Now you can say what you like about lack of challenge and low expectations and the wonky Key Stage 3 curriculum and early entry being the enemy of promise; this girl was a grafter. She believed that she could be better than she was. No one ever told her she was gifted at anything, and she didn’t care; she knew that if she worked hard enough she could get what she wanted. Even in the brave new world of linear exams, Charlotte would have found a way.

So what do we do with pupils whose self-esteem is in tatters? Make them feel better by lowering our expectations? Or struggle to get them to believe that everyone who has experienced success has done so though hard work, perseverance, support, learning from mistakes and making damn sure that they try, try again. Of course high expectations on their own are insufficient – but no one ever rises to low expectations.

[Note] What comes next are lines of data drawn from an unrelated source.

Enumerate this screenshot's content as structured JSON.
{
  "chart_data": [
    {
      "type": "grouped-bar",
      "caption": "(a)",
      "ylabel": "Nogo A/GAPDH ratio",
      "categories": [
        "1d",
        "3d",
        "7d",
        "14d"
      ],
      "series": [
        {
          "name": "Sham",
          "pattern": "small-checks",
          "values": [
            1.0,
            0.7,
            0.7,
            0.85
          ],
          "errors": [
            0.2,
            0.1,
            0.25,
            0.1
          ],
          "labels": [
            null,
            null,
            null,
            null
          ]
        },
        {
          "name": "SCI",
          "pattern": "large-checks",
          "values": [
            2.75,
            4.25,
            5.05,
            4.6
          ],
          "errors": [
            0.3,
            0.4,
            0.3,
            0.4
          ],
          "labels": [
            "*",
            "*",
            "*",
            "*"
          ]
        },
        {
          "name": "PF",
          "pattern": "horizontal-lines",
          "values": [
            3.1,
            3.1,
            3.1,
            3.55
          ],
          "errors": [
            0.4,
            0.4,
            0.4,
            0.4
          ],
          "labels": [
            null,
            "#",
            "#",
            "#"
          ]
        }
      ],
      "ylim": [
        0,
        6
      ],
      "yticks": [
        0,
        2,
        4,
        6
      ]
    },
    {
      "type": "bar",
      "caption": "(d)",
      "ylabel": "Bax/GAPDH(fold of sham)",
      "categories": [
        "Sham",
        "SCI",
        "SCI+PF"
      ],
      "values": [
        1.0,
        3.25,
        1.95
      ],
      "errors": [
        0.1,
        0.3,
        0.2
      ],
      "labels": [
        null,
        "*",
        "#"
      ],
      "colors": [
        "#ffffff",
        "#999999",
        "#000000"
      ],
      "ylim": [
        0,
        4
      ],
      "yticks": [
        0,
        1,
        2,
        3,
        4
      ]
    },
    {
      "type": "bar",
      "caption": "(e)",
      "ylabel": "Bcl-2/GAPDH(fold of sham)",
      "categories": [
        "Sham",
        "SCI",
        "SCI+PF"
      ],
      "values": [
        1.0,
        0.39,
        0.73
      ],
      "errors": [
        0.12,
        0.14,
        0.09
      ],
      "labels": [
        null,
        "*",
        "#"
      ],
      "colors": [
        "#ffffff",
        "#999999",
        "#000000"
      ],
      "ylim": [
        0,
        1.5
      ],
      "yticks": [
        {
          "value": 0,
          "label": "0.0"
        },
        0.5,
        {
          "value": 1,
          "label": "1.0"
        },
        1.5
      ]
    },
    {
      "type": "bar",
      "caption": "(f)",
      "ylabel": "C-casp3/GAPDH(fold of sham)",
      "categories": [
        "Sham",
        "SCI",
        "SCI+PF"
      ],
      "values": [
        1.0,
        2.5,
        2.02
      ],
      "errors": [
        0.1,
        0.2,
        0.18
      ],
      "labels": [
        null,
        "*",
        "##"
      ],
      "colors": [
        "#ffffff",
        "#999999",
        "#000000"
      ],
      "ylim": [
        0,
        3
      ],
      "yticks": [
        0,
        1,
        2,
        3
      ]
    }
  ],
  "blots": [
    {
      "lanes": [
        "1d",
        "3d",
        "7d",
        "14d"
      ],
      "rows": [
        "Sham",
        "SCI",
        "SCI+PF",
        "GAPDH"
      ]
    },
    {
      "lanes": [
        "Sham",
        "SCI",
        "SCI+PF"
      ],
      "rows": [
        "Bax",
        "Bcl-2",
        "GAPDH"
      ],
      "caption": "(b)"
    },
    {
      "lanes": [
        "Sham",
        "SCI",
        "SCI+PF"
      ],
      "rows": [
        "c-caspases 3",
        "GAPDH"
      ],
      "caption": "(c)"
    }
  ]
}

Last year I taught a transition lesson to a class of Year 6 students to prepare them for the ‘step up’ to big school. I didn’t find out I would be doing this until that same morning and just for the hell of it I decided to teach them a lesson I’d taught to my Year 11s on analysing Shakespeare’s Sonnet 116. At the end of the lesson I asked them to tell me on a scale of 1 – 10 how hard the work had been (1 being insultingly easy, 10 being ear-bleedingly difficult.) And guess what? They gave me a 5! When I told them the lesson’s provenance I’m not sure if they were more impressed with themselves or disappointed by the lack of challenge presented by GSCEs. The point was, I treated them all as if they could do it and, by God, they could!

Every year I expect my students to get A grades. And every year I’m disappointed when some don’t. I’m sure, come August, I’ll be disappointed again. Never mind, next year I can try again and fail better. 

Of course children arrive at school with hideously complex and sometimes harrowing back stories. Of course we should be mindful of their fragile sense of self and unique and tangled needs. But we are not employed as social workers, our job is not to make them happy. Schools will need to provide all kinds of support, but teachers should teach. And teach as if every child can achieve extraordinary things.

Anything else is a dereliction of duty.